The Complexity of Team Cohesion

Originally Written: August 2016

Executive Summary

  • Team cohesion has been highlighted in a number of studies as a key driver of team performance
  • But it is very difficult to separate out the effects of team cohesion from team quality as well as momentum and feedback effects
  • Crucially the impact of team cohesion on team performance depends on how much time the head coach has been with the team
  • Signing new higher-quality players is a double-edged sword since team quality will rise but, at least initially, team cohesion will fall
  • And changing the head coach will also involve disruption effects particularly when there was a high level of team cohesion under the previous head coach and the inevitable resistance to change

Ben Darwin, the former Australian rugby international, now runs his own sports consultancy, Gain Line Analytics. The main focus of his work is team cohesion which he measures by his own trademarked metric, the Team Work Index (TWI). Ben has found that TWI accounts for as much as 40% of on field performance. I had a long Skype call with Ben when he was just starting out as an analyst and found him to be very personable and knowledgeable. His experience in elite team sport gives him a real insight into the dynamics of team building and how to create (and destroy) that critical sporting intangible, team spirit.

I don’t know exactly how Ben defines team cohesion (TWI is his intellectual property) but I am pretty sure that fundamentally it must be a measure of how much time that players on a team have played together, what I would call team shared experience (TSE). The relationship between TSE and team performance has been the subject of several academic studies. One of the first on the subject was published in 2002 by Berman et al. who used basketball data and found a significant link between TSE and team performance in the NBA. Along with my co-author, Andy Lockett, I have just published a study in the Journal of Management Studies using data from the FA Premier League over the ten years, 1996 – 2006, and we also found that TSE was a significant driver of team performance.

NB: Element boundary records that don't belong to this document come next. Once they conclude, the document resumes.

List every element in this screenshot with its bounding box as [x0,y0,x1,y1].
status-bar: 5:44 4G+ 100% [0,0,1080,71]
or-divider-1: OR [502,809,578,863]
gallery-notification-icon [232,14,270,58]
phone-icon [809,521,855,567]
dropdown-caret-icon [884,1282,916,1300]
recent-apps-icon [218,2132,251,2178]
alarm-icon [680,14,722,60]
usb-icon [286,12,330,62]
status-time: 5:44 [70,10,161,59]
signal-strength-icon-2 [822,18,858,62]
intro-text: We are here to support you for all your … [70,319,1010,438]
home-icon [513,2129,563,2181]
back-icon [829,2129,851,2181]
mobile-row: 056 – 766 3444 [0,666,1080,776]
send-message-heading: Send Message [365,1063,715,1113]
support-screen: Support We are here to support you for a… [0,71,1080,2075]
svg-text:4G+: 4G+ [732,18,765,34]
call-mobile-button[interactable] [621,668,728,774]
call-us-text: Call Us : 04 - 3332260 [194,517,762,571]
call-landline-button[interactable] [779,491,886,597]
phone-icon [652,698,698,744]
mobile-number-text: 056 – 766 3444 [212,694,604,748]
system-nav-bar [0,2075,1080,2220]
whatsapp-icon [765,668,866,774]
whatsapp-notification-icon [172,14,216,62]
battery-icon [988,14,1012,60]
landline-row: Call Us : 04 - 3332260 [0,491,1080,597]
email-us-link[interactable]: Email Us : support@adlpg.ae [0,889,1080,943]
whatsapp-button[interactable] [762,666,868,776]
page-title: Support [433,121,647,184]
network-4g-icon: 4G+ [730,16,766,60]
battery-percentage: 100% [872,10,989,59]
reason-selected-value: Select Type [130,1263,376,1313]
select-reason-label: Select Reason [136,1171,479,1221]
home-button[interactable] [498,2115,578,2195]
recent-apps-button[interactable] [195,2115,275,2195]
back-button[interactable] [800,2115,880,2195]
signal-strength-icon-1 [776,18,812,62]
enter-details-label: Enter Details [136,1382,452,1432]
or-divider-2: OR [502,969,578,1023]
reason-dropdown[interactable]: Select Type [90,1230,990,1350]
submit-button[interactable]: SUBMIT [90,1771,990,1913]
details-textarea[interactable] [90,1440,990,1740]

A significant link between TSE and team performance is no surprise. The difficulty arises in unravelling the multitude of factors influencing team performance. The analytical problem is necessarily a multivariate one with the estimated impact of TSE on team performance crucially affected by how you control for team quality as well as the dynamics and feedback effects. Increased TSE will improve team performance but better team performance can mean higher TSE in the future as teams try to retain a successful squad. The relationship runs both ways. And, of course, the added complication is that the richest teams have the financial power to be better able to recruit and retain top quality players. But how much of their success is down to recruiting the best players and how much is down to building team cohesion between these top players? That in turn raises the question of the role of the coaching staff in integrating a group of individual players both tactically and emotionally. It follows that the coaching input should also be included as a driver of team performance. Modelling all of these possible factors is a very complex analytical problem but crucial to producing insights into team performance that have practical relevance. No wonder that it took Andy and myself nearly ten years to complete our research and get it published in a top academic journal.

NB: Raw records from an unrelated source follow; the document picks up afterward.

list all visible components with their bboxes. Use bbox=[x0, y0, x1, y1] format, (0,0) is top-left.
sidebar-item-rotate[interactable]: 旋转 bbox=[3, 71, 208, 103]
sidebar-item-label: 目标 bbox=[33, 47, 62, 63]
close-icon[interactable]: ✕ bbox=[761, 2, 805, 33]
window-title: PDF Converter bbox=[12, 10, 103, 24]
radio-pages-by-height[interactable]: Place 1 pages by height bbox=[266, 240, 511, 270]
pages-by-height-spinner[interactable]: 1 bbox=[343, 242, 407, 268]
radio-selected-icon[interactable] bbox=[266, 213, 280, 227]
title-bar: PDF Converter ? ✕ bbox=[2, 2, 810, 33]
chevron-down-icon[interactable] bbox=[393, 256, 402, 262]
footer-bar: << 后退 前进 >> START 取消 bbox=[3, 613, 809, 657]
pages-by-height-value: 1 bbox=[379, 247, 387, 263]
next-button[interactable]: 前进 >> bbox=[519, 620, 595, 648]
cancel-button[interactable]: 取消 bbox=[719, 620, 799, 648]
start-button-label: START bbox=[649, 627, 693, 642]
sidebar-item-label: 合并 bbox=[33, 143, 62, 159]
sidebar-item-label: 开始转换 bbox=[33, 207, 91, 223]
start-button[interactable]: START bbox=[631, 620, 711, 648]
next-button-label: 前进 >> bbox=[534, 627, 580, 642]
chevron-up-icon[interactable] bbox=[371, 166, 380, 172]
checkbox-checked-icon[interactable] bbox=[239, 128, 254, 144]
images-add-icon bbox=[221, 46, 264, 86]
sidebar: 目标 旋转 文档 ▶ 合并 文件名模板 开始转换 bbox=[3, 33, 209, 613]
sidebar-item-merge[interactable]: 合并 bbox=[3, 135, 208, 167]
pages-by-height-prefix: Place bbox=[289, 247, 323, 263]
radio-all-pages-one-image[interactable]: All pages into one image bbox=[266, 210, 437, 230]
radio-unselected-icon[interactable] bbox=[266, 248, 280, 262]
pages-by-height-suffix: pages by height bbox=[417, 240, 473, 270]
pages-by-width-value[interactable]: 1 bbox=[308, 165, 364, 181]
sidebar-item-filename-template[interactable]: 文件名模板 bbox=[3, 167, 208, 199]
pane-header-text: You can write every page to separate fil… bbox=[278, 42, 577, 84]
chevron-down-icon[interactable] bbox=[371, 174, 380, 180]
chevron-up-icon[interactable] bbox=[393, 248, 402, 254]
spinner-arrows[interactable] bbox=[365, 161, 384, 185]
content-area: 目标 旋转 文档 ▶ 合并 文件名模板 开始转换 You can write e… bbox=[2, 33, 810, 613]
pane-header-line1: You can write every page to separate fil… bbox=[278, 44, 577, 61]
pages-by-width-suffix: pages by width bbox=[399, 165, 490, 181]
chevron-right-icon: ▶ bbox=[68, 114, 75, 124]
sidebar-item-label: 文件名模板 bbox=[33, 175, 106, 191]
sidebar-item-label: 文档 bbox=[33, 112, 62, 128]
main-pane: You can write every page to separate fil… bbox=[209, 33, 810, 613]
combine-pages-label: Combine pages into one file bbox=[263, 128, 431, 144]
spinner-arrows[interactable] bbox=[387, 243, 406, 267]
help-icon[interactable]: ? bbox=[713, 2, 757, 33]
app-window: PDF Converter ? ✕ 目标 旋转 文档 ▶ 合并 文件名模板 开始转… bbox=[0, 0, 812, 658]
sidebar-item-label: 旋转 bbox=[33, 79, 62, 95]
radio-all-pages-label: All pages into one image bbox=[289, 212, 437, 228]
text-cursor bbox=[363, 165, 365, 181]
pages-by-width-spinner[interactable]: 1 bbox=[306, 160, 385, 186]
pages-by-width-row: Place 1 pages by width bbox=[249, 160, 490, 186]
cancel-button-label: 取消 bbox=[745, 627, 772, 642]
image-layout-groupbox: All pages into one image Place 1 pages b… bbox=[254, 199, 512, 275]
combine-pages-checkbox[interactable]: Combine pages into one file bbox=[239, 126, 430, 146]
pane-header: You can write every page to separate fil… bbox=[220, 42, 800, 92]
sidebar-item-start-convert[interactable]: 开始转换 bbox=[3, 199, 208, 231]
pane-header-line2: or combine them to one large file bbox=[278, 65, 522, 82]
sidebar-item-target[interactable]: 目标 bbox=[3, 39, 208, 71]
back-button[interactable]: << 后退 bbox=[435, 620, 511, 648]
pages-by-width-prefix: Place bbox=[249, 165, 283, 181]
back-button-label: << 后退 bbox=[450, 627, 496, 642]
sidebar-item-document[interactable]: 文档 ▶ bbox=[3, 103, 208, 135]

The most important finding of our model of team performance in Premiership football, after controlling for team quality using wage costs as well as average team age and career experience, is that it is not player TSE on its own that has the most significant impact on team performance. Rather it is the interaction of player TSE and the length of time that the head coach has spent with the team (i.e. coach TSE). In other words, it is the shared experience of players and coaches together than drives performance. And the effect remains strong even after allowing for the dynamics of team performance across seasons (i.e. momentum effects) as well as the previously discussed feedback effects. There is a complex interaction between player TSE and coach TSE as shown in Figure 1 below which uses three different scenarios – low player TSE, moderate player TSE and high player TSE – to illustrate how the impact of an increase in player TSE on team performance changes as player TSE increases and as coach TSE increases. The biggest impact of building team cohesion occurs when teams have relatively low levels of player TSE, and the impact increases the longer that the coach has been with the team.

Blog 4 Graphic

Our model of team performance captures very well the trade-off facing teams when they recruit new players. Signing players of higher quality will increase team quality but will reduce team cohesion. Player turnover is a double-edged sword when player TSE is so important. And the same goes for changing the head coach which immediately wipes out all of the player-coach TSE. The new head coach will start with zero shared experience with the existing squad. Our model actually shows that the negative disruption effect of a new coach will be highest when the team has a high level of player TSE. A group of players who have been together for a long period may be particularly resistant to the changes introduced by a new coach as well as potentially reacting negatively to the increased uncertainty about their status in the team.